Analyze and explain what you think of this lack of rigor in federal control as it applies to block-grant programs.
Read the following excerpt and answer the questions listed below it.
Federal agencies issue numerous regulations and guidelines, and state and local officials complain about their proliferation. Paradoxically, federal control of state and local implementation is weak, and in block-grant programs, the control is intentionally weak because ensuring broad discretion is a federal goal. The federal government may require each state and local government to plan for the use of their grant and report how the grant was allocated and spent, but it cannot question the use unless there has been a clear violation of the law. In fact, illegal as well as trivial uses of block-grant funds may go undetected and unpunished because of federal reliance on self-reporting by recipient governments, inadequate auditing and enforcement staff, and the overriding commitment to shift decision making downward in the federal system.
- Analyze and explain what you think of this lack of rigor in federal control as it applies to block-grant programs.
- As a citizen who pays taxes, explain in detail if you think it is justified or not justified that the money is misused or used illegally and that there is no detection or intervention by the federal government because of its “goal of broad discretion” in the management of federal grants.
From the outside it just seems so obvious: surveillance. From the inside it seems obvious: integrity. It is a debate that extends to every aspect of government. How often have we read some politician complain about waste, fraud, and abuse. Every federal agency has an inspector general whose job is exactly to ferret out abuse. But there needs to be indicators. Do we pay an auditor $70.000 a year to save $10,000? Doesn’t make sense. It is often said that it is cheaper to allow a bank to be robbed then to hire a guard to prevent robbery.

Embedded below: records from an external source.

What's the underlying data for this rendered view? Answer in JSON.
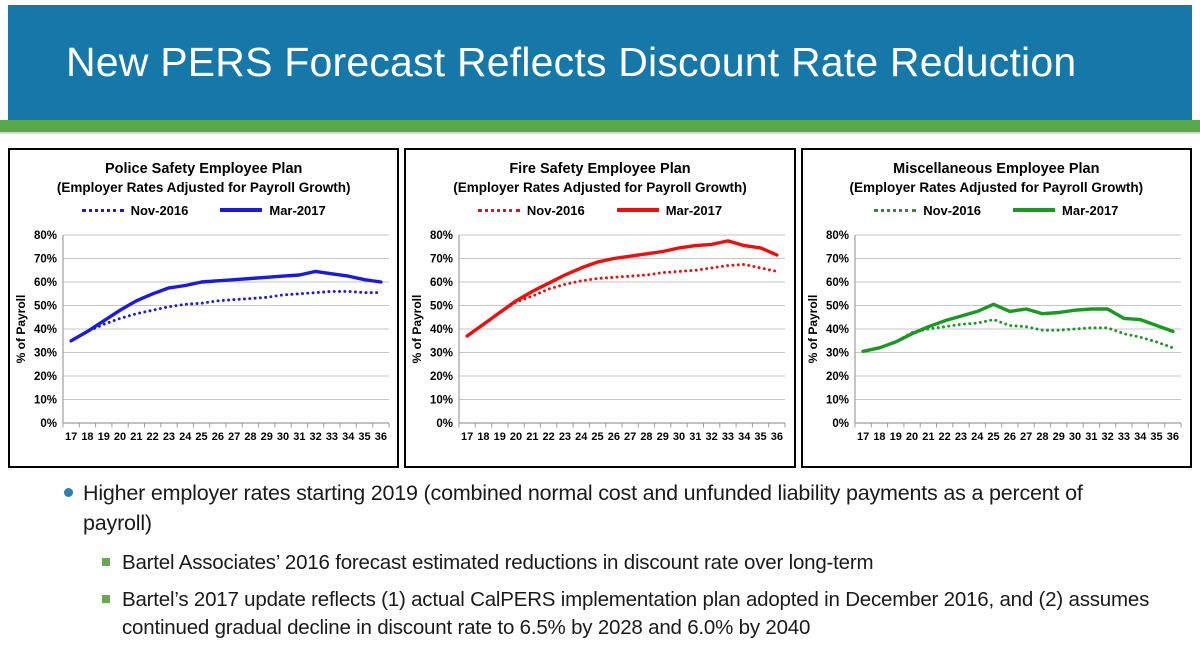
{
  "slide": {
    "title": "New PERS Forecast Reflects Discount Rate Reduction",
    "header_color": "#1578A8",
    "accent_color": "#57A94A"
  },
  "charts": [
    {
      "title": "Police Safety Employee Plan",
      "subtitle": "(Employer Rates Adjusted for Payroll Growth)",
      "chart_data": {
        "type": "line",
        "x": [
          17,
          18,
          19,
          20,
          21,
          22,
          23,
          24,
          25,
          26,
          27,
          28,
          29,
          30,
          31,
          32,
          33,
          34,
          35,
          36
        ],
        "ylabel": "% of Payroll",
        "ylim": [
          0,
          80
        ],
        "ytick_step": 10,
        "ytick_format": "percent",
        "grid": true,
        "legend_position": "top",
        "series": [
          {
            "name": "Nov-2016",
            "style": "dotted",
            "color": "#1A1AE6",
            "values": [
              35,
              39,
              42,
              44.5,
              46.5,
              48,
              49.5,
              50.5,
              51,
              52,
              52.5,
              53,
              53.5,
              54.5,
              55,
              55.5,
              56,
              56,
              55.5,
              55.5
            ]
          },
          {
            "name": "Mar-2017",
            "style": "solid",
            "color": "#1A1AE6",
            "values": [
              35,
              39,
              43.5,
              48,
              52,
              55,
              57.5,
              58.5,
              60,
              60.5,
              61,
              61.5,
              62,
              62.5,
              63,
              64.5,
              63.5,
              62.5,
              61,
              60
            ]
          }
        ]
      }
    },
    {
      "title": "Fire Safety Employee Plan",
      "subtitle": "(Employer Rates Adjusted for Payroll Growth)",
      "chart_data": {
        "type": "line",
        "x": [
          17,
          18,
          19,
          20,
          21,
          22,
          23,
          24,
          25,
          26,
          27,
          28,
          29,
          30,
          31,
          32,
          33,
          34,
          35,
          36
        ],
        "ylabel": "% of Payroll",
        "ylim": [
          0,
          80
        ],
        "ytick_step": 10,
        "ytick_format": "percent",
        "grid": true,
        "legend_position": "top",
        "series": [
          {
            "name": "Nov-2016",
            "style": "dotted",
            "color": "#F20D0D",
            "values": [
              37,
              42,
              47,
              51.5,
              54,
              57,
              59,
              60.5,
              61.5,
              62,
              62.5,
              63,
              64,
              64.5,
              65,
              66,
              67,
              67.5,
              66,
              64.5
            ]
          },
          {
            "name": "Mar-2017",
            "style": "solid",
            "color": "#F20D0D",
            "values": [
              37,
              42,
              47,
              52,
              56,
              59.5,
              63,
              66,
              68.5,
              70,
              71,
              72,
              73,
              74.5,
              75.5,
              76,
              77.5,
              75.5,
              74.5,
              71.5
            ]
          }
        ]
      }
    },
    {
      "title": "Miscellaneous Employee Plan",
      "subtitle": "(Employer Rates Adjusted for Payroll Growth)",
      "chart_data": {
        "type": "line",
        "x": [
          17,
          18,
          19,
          20,
          21,
          22,
          23,
          24,
          25,
          26,
          27,
          28,
          29,
          30,
          31,
          32,
          33,
          34,
          35,
          36
        ],
        "ylabel": "% of Payroll",
        "ylim": [
          0,
          80
        ],
        "ytick_step": 10,
        "ytick_format": "percent",
        "grid": true,
        "legend_position": "top",
        "series": [
          {
            "name": "Nov-2016",
            "style": "dotted",
            "color": "#189A22",
            "values": [
              30.5,
              32,
              34.5,
              38.5,
              40,
              41,
              42,
              42.5,
              44,
              41.5,
              41,
              39.5,
              39.5,
              40,
              40.5,
              40.5,
              38,
              36.5,
              34.5,
              32
            ]
          },
          {
            "name": "Mar-2017",
            "style": "solid",
            "color": "#189A22",
            "values": [
              30.5,
              32,
              34.5,
              38,
              41,
              43.5,
              45.5,
              47.5,
              50.5,
              47.5,
              48.5,
              46.5,
              47,
              48,
              48.5,
              48.5,
              44.5,
              44,
              41.5,
              39
            ]
          }
        ]
      }
    }
  ],
  "bullets": {
    "main": "Higher employer rates starting 2019 (combined normal cost and unfunded liability payments as a percent of payroll)",
    "sub": [
      "Bartel Associates’ 2016 forecast estimated reductions in discount rate over long-term",
      "Bartel’s 2017 update reflects (1) actual CalPERS implementation plan adopted in December 2016, and (2) assumes continued gradual decline in discount rate to 6.5% by 2028 and 6.0% by 2040"
    ]
  }
}
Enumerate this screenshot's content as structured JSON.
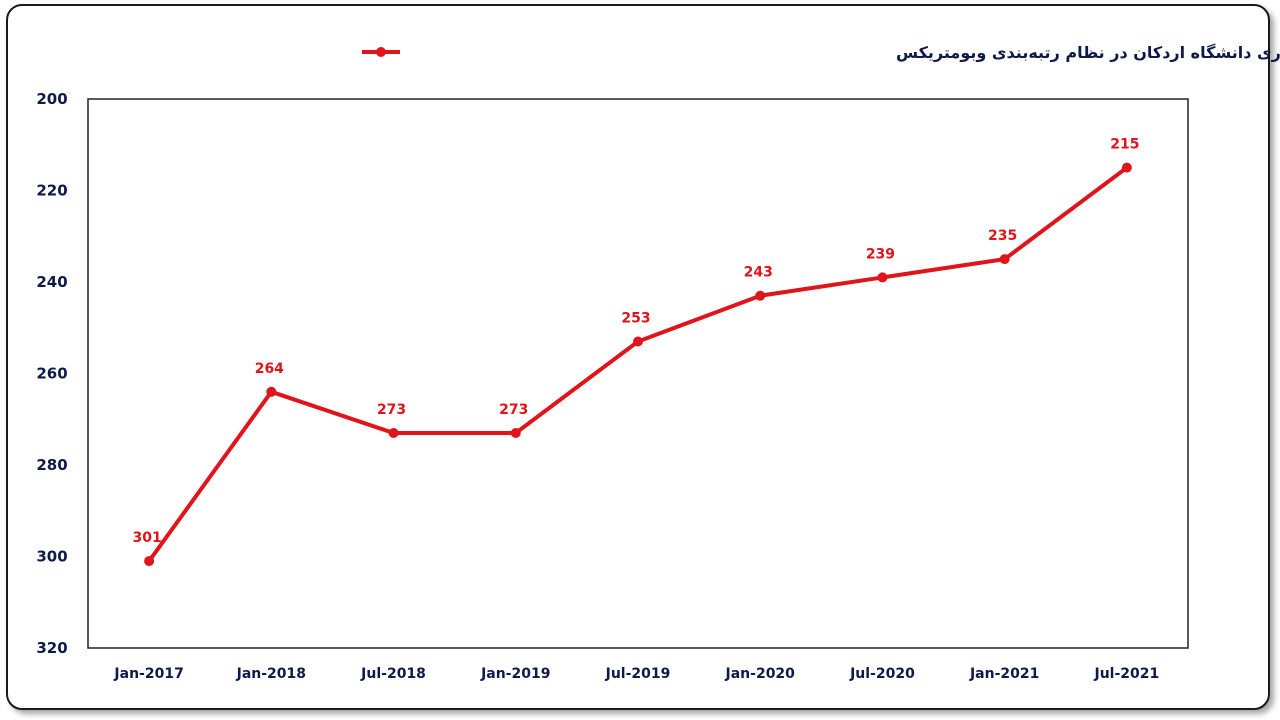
{
  "chart_data": {
    "type": "line",
    "title": "",
    "xlabel": "",
    "ylabel": "",
    "categories": [
      "Jan-2017",
      "Jan-2018",
      "Jul-2018",
      "Jan-2019",
      "Jul-2019",
      "Jan-2020",
      "Jul-2020",
      "Jan-2021",
      "Jul-2021"
    ],
    "series": [
      {
        "name": "رتبه کشوری دانشگاه اردکان در نظام رتبه‌بندی وبومتریکس",
        "values": [
          301,
          264,
          273,
          273,
          253,
          243,
          239,
          235,
          215
        ],
        "color": "#e0151b"
      }
    ],
    "ylim": [
      320,
      200
    ],
    "y_axis_inverted": true,
    "y_ticks": [
      200,
      220,
      240,
      260,
      280,
      300,
      320
    ],
    "legend_position": "top-center",
    "grid": false,
    "data_labels": true,
    "colors": {
      "line": "#e0151b",
      "axis_text": "#0d1b4c",
      "plot_border": "#222222"
    }
  }
}
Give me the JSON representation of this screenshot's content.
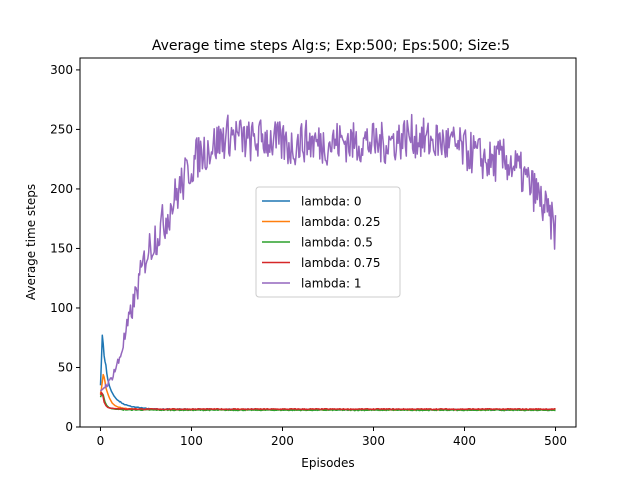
{
  "chart_data": {
    "type": "line",
    "title": "Average time steps Alg:s; Exp:500; Eps:500; Size:5",
    "xlabel": "Episodes",
    "ylabel": "Average time steps",
    "xlim": [
      -22.5,
      522.5
    ],
    "ylim": [
      0,
      310
    ],
    "xticks": [
      0,
      100,
      200,
      300,
      400,
      500
    ],
    "yticks": [
      0,
      50,
      100,
      150,
      200,
      250,
      300
    ],
    "legend_position": "center",
    "grid": false,
    "series": [
      {
        "name": "lambda: 0",
        "color": "#1f77b4",
        "points": [
          [
            0,
            35
          ],
          [
            1,
            55
          ],
          [
            2,
            77
          ],
          [
            3,
            70
          ],
          [
            4,
            60
          ],
          [
            5,
            55
          ],
          [
            6,
            52
          ],
          [
            7,
            45
          ],
          [
            8,
            40
          ],
          [
            10,
            34
          ],
          [
            12,
            30
          ],
          [
            15,
            26
          ],
          [
            18,
            23
          ],
          [
            22,
            21
          ],
          [
            26,
            19
          ],
          [
            30,
            18
          ],
          [
            35,
            17
          ],
          [
            40,
            16.5
          ],
          [
            45,
            16
          ],
          [
            50,
            15.5
          ],
          [
            60,
            15
          ],
          [
            80,
            15
          ],
          [
            120,
            14.8
          ],
          [
            200,
            14.6
          ],
          [
            300,
            14.6
          ],
          [
            400,
            14.5
          ],
          [
            500,
            14.5
          ]
        ]
      },
      {
        "name": "lambda: 0.25",
        "color": "#ff7f0e",
        "points": [
          [
            0,
            28
          ],
          [
            1,
            32
          ],
          [
            2,
            38
          ],
          [
            3,
            44
          ],
          [
            4,
            42
          ],
          [
            5,
            38
          ],
          [
            6,
            33
          ],
          [
            8,
            28
          ],
          [
            10,
            24
          ],
          [
            13,
            20
          ],
          [
            16,
            18
          ],
          [
            20,
            16.5
          ],
          [
            25,
            15.8
          ],
          [
            30,
            15.3
          ],
          [
            40,
            15
          ],
          [
            60,
            14.8
          ],
          [
            100,
            14.7
          ],
          [
            200,
            14.6
          ],
          [
            300,
            14.5
          ],
          [
            400,
            14.5
          ],
          [
            500,
            14.5
          ]
        ]
      },
      {
        "name": "lambda: 0.5",
        "color": "#2ca02c",
        "points": [
          [
            0,
            25
          ],
          [
            1,
            27
          ],
          [
            2,
            28
          ],
          [
            3,
            27
          ],
          [
            4,
            24
          ],
          [
            5,
            21
          ],
          [
            7,
            18
          ],
          [
            9,
            16.5
          ],
          [
            12,
            15.5
          ],
          [
            16,
            15
          ],
          [
            25,
            14.5
          ],
          [
            50,
            14.3
          ],
          [
            100,
            14.2
          ],
          [
            200,
            14.2
          ],
          [
            300,
            14.2
          ],
          [
            400,
            14.2
          ],
          [
            500,
            14.2
          ]
        ]
      },
      {
        "name": "lambda: 0.75",
        "color": "#d62728",
        "points": [
          [
            0,
            27
          ],
          [
            1,
            29
          ],
          [
            2,
            28
          ],
          [
            3,
            25
          ],
          [
            4,
            21
          ],
          [
            6,
            18
          ],
          [
            8,
            16.5
          ],
          [
            10,
            16
          ],
          [
            15,
            15.5
          ],
          [
            25,
            15.2
          ],
          [
            50,
            15
          ],
          [
            100,
            15
          ],
          [
            200,
            15
          ],
          [
            300,
            15
          ],
          [
            400,
            15
          ],
          [
            500,
            15
          ]
        ]
      },
      {
        "name": "lambda: 1",
        "color": "#9467bd",
        "points": [
          [
            0,
            30
          ],
          [
            10,
            38
          ],
          [
            20,
            55
          ],
          [
            30,
            85
          ],
          [
            40,
            115
          ],
          [
            50,
            145
          ],
          [
            60,
            160
          ],
          [
            70,
            172
          ],
          [
            80,
            190
          ],
          [
            90,
            205
          ],
          [
            100,
            220
          ],
          [
            110,
            230
          ],
          [
            120,
            235
          ],
          [
            130,
            240
          ],
          [
            140,
            245
          ],
          [
            150,
            245
          ],
          [
            160,
            240
          ],
          [
            170,
            240
          ],
          [
            180,
            243
          ],
          [
            190,
            240
          ],
          [
            200,
            238
          ],
          [
            210,
            235
          ],
          [
            220,
            240
          ],
          [
            230,
            240
          ],
          [
            240,
            238
          ],
          [
            250,
            238
          ],
          [
            260,
            240
          ],
          [
            270,
            240
          ],
          [
            280,
            238
          ],
          [
            290,
            240
          ],
          [
            300,
            238
          ],
          [
            310,
            238
          ],
          [
            320,
            240
          ],
          [
            330,
            242
          ],
          [
            340,
            245
          ],
          [
            350,
            243
          ],
          [
            360,
            240
          ],
          [
            370,
            240
          ],
          [
            380,
            238
          ],
          [
            390,
            236
          ],
          [
            400,
            232
          ],
          [
            410,
            230
          ],
          [
            420,
            225
          ],
          [
            430,
            222
          ],
          [
            440,
            225
          ],
          [
            450,
            222
          ],
          [
            460,
            215
          ],
          [
            470,
            205
          ],
          [
            480,
            195
          ],
          [
            490,
            180
          ],
          [
            500,
            165
          ]
        ],
        "noise": 18
      }
    ]
  }
}
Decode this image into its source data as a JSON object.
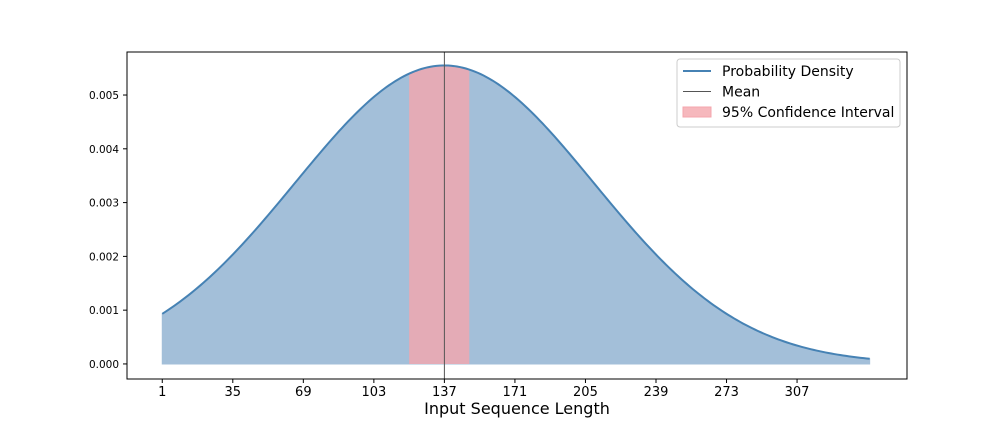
{
  "chart_data": {
    "type": "area",
    "title": "",
    "xlabel": "Input Sequence Length",
    "ylabel": "",
    "xlim": [
      -16,
      360
    ],
    "ylim": [
      -0.00028,
      0.0058
    ],
    "x_ticks": [
      1,
      35,
      69,
      103,
      137,
      171,
      205,
      239,
      273,
      307
    ],
    "y_ticks": [
      0.0,
      0.001,
      0.002,
      0.003,
      0.004,
      0.005
    ],
    "y_tick_labels": [
      "0.000",
      "0.001",
      "0.002",
      "0.003",
      "0.004",
      "0.005"
    ],
    "grid": false,
    "legend_position": "top-right",
    "distribution": {
      "x_min": 1,
      "x_max": 342,
      "mean": 137,
      "std": 72,
      "peak_density": 0.00555
    },
    "confidence_interval": [
      120,
      149
    ],
    "series": [
      {
        "name": "Probability Density",
        "kind": "line",
        "color": "#4682b4"
      },
      {
        "name": "Mean",
        "kind": "vline",
        "x": 137,
        "color": "#555555"
      },
      {
        "name": "95% Confidence Interval",
        "kind": "band",
        "color": "#f4a6ad"
      }
    ],
    "fill_color": "#a3bfd9"
  }
}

Block grants are widely used to provide states with a pocket of money targeted to a particular need. And there are guidelines. Transportation is a good example. The money is targeted to upgrade/maintain the federal highway infrastructure. It is financed through gasoline taxes. Now does a rest stop qualify as infrastructure? Makes sense. Well, do I build it next to the existing McDonald’s or someplace else? How about an information center? Or what if I refurbish some place of interest to tourism It gets tricky. And if the only local contractor is the mayor’s son? There are many similar examples. For instance, the school lunch program is financed through block grants from the Agriculture Department. The key is to move federally subsidized food products into poor kids’ stomachs. Who decides on the supplier of the food to the schools? The school does, usually the superintendent and director of finance.
“Verification summaries obtained from 10 of the nation’s largest school districts show a high proportion of those asked to provide proof of income could not or would not comply. The data are prompting some school officials to question the way the program is administered” (Bass, 2010).